12/18/07

From the archives:

Clavicle, the collarbone: the slender, sigmoid-shaped bone that links the manubrium of the sternum to the acromion of the scapula. From the Latin clavicula, ‘small key’, a translation of the Greek kleidion.

The word was coined in the 12 century by the translators of the 10 century Persian physician Abu Ali Sina (his name was often latinized as Avicenna) whose works were a mainstay of European medicine the until the mid-17th century. Ali Sina used alchiab, ("the key") for collarbone, this from his own translations of Latin anatomy treatises from ancient Rome.

Ala Sina's translators returned to the Latin, renaming alchiab the clavicula, the diminutive of clavis (key).

But why key? A common tale is that the Romans likened the collarbone to a clavis simply because of similarity in appearance. However, it was probably not Roman door keys, which do not resemble clavicles, that were alluded to but rather S-shaped lift-latches, a primitive type key type first seen the Iron Age and common in Rome.


A Roman lift-latch ca 350 BC:
designed to allow a door-latch

to be lifted through a hole in the door.
It acted as a simple key. England, ca 350 BC
www.romansinsussex.co.uk


It has also been suggested that the relationship of the clavicle to a key is metaphorical, given that the bone "locks" the shoulder girdle to the trunk. Of course neither of these explanations are mutually exclusive, as the key shape lends itself nicely to the metaphor.

Perhaps though, "key" was a mistranslation by Ali Sina: yet another explanation is that the name comes from the resemblance of the bone to a toy, a curved stick called a clavicula or clavis trochi used by Greek and Roman children to roll, or trundle, a hoop.

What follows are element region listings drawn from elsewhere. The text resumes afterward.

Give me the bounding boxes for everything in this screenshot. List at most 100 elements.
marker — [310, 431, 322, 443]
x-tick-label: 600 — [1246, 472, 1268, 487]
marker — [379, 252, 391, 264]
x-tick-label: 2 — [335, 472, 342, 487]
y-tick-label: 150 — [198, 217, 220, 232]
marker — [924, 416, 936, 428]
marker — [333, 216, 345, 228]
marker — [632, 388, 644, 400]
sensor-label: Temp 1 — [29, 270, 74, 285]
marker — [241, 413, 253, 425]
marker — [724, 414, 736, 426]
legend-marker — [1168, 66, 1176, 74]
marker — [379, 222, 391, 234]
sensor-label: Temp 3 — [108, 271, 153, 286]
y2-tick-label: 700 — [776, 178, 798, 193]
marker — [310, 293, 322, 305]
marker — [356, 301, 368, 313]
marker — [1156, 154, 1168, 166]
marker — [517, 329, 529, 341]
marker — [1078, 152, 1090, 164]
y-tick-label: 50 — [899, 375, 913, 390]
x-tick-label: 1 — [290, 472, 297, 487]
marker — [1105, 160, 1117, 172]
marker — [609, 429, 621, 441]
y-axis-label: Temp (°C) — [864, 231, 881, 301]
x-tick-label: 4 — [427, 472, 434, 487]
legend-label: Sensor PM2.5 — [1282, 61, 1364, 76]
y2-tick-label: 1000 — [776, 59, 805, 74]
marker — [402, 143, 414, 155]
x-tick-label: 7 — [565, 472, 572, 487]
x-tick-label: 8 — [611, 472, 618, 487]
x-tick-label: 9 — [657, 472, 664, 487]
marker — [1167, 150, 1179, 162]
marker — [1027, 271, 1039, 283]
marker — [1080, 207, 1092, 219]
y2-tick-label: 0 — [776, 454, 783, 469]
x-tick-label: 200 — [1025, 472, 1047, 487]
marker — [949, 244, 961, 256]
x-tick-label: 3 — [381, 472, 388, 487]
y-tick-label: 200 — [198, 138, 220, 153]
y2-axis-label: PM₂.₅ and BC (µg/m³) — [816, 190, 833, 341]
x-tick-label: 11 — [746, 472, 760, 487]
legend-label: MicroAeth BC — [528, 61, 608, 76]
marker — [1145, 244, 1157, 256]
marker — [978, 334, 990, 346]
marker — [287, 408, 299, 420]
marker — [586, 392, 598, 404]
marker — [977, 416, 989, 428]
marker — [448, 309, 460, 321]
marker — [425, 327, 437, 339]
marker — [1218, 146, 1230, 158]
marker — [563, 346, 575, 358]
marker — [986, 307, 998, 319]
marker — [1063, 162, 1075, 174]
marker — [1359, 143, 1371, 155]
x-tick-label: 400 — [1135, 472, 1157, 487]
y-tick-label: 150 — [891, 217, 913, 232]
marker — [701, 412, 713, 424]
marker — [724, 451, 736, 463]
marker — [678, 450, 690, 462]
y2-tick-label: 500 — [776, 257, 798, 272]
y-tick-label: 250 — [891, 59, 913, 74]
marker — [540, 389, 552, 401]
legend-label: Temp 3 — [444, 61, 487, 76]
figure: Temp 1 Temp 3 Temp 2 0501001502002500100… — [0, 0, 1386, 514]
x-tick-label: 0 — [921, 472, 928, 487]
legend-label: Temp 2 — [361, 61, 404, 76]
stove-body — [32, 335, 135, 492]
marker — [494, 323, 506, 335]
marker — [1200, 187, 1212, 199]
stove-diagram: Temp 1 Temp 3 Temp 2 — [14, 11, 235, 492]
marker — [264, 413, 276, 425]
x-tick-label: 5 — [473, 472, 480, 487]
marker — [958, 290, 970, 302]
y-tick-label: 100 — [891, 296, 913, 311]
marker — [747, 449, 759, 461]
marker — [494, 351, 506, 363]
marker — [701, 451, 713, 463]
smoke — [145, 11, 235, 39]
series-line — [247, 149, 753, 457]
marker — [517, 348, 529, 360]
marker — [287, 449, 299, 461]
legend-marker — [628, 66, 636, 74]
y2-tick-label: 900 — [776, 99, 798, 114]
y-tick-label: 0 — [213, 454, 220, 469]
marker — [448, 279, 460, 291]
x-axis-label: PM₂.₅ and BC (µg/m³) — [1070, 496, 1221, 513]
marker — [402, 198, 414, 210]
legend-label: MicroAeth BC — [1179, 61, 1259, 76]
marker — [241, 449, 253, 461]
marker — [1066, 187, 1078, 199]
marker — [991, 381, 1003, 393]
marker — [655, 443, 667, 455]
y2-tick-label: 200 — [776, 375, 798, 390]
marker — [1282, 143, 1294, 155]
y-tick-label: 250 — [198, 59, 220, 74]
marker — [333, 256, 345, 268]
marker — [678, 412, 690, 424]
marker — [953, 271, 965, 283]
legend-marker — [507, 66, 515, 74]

A clavicula or clavis trochi, a child's toy for trundling a wheel in ancient Greece and Rome; from the Dictionary of Greek and Roman Antiquities, 3rd Edition by Anthony Rich. 1874

A minority view holds that the term has nothing to do with keys or trundles or metaphors but rather is named for the clavicle's resemblance to the sinuous tendrils of some plants. The Latin word for tendril is also clavicula.

The original Greek kleidion lives on in sternocleidomastoid muscle

Anatomically unrelated: the clavichord was the first keyboard instrument.